Последняя любовь
Пока мы пили херес и ели анисовое печенье, Перл сообщила:
— У вас много врагов, но и друзей — тоже много. Я всегда вас защищаю. Никому не позволяю вас поносить в моем присутствии. И чего только о вас не говорят! Что вы и сноб, и циник, и мизантроп, и отшельник! Но я, Перл Лейпцигер, бросаюсь на вашу защиту, как львица. Один умник договорился до того, что назвал меня вашей любовницей. Я всем им отвечаю одно: стоит мне только открыть какую-нибудь из их книжонок, я сразу же начинаю зевать, но когда…
Зазвонил телефон. Перл схватила трубку:
— Да, он здесь. Не опоздал ни на минуту. Принес шампанское, как настоящий кавалер. Борис? Еще нет. Небось, как всегда, обхаживает какую-нибудь дуреху. Мои писательские акции падают, но я утешаю себя тем, что перед Богом мы все равны. И муха, и Шекспир ему одинаково дороги. Не опаздывайте. Что? Не нужно ничего приносить. Я купила столько пирожных, что до Пасхи хватит.
Было уже двадцать минут восьмого, а Борис все не появлялся. За это время мы с Перл стали такими задушевными друзьями, что мне были поверены все самые интимные подробности ее жизни.
— Я родилась в религиозной семье, — рассказывала Перл. — Если бы в юности мне сказали, что я выйду замуж не по закону Моисея и Израиля, я сочла бы это неостроумной шуткой. Но Америка все поставила с ног на голову. Моему отцу пришлось работать в Шабат — для него это было страшным ударом, так же как и для мамы. Фактически это убило их. Я стала посещать собрания левых, где проповедовали атеизм и свободную любовь. На одном из таких собраний я и встретила Бориса. Он поклялся, что, как только разведется со своей мегерой, мы поженимся. Я все приняла за чистую монету. Знаете, он такой искусный враль, что мне потребовалось несколько лет, чтобы его раскусить. Даже сейчас он не признается, что у него есть другие женщины, и меня это просто бесит. Зачем человеку в семьдесят лет столько романов? Он, как те римляне, которые засовывали пальцы в рот, избавляясь от одной еды, чтобы тут же наброситься на другую. К тому же он сумасшедший! Насколько он сумасшедший, знаю только я, но что касается денег, он умнее всех нас, вместе взятых. За месяц до кризиса двадцать девятого года он продал все акции и получил полмиллиона долларов наличными. В те времена за такие деньги можно было купить пол-Америки. Он и сам не знает, сколько у него сейчас денег. Но все равно, из него и цента не вытянешь. Когда он начинает кутить, то проматывает тысячи, и вдруг из-за какого-то доллара… Кажется, кто-то приехал. Наверное, он. Ну, наконец-то.

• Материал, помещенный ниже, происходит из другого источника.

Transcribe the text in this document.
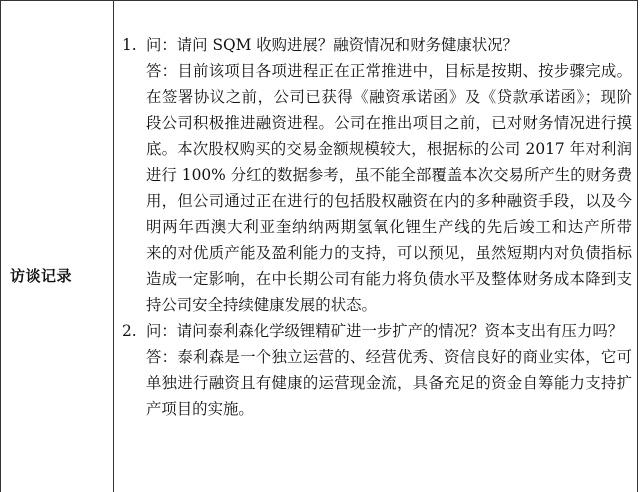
访谈记录
1. 问：请问 SQM 收购进展？融资情况和财务健康状况？
答：目前该项目各项进程正在正常推进中，目标是按期、按步骤完成。
在签署协议之前，公司已获得《融资承诺函》及《贷款承诺函》；现阶
段公司积极推进融资进程。公司在推出项目之前，已对财务情况进行摸
底。本次股权购买的交易金额规模较大，根据标的公司 2017 年对利润
进行 100% 分红的数据参考，虽不能全部覆盖本次交易所产生的财务费
用，但公司通过正在进行的包括股权融资在内的多种融资手段，以及今
明两年西澳大利亚奎纳纳两期氢氧化锂生产线的先后竣工和达产所带
来的对优质产能及盈利能力的支持，可以预见，虽然短期内对负债指标
造成一定影响，在中长期公司有能力将负债水平及整体财务成本降到支
持公司安全持续健康发展的状态。
2. 问：请问泰利森化学级锂精矿进一步扩产的情况？资本支出有压力吗？
答：泰利森是一个独立运营的、经营优秀、资信良好的商业实体，它可
单独进行融资且有健康的运营现金流，具备充足的资金自筹能力支持扩
产项目的实施。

Перл побежала открывать, и вскоре до меня донесся голос Бориса Лемкина. Он не говорил — он мычал. Можно было подумать, что он пьян. Борис Лемкин был низенький, круглый, как бочонок, с красным лицом, седыми волосами и белыми лохматыми бровями, из-под которых поблескивали глазки-бусинки. Одет он был в смокинг, розовую рубашку с кружевным жабо и лакированные туфли. Между мясистыми губами торчала сигара. Он протянул мне руку с перстнями на трех пальцах и завопил:
— Шолом алейхем! Я читаю все, что вы пишете. Пожалуйста, не соблазняйте мою Перл. Кроме нее, у меня ничего нет. Что я без нее? Пустое место. Перл, дорогая, дай мне чего-нибудь выпить, а то у меня в горле пересохло!
— Потом выпьешь! Сейчас мы будем ужинать.
— Ужинать? Да кто это придумал? Уж на Новый-то год можно бы обойтись!
— Хочешь не хочешь, а ужинать тебе придется!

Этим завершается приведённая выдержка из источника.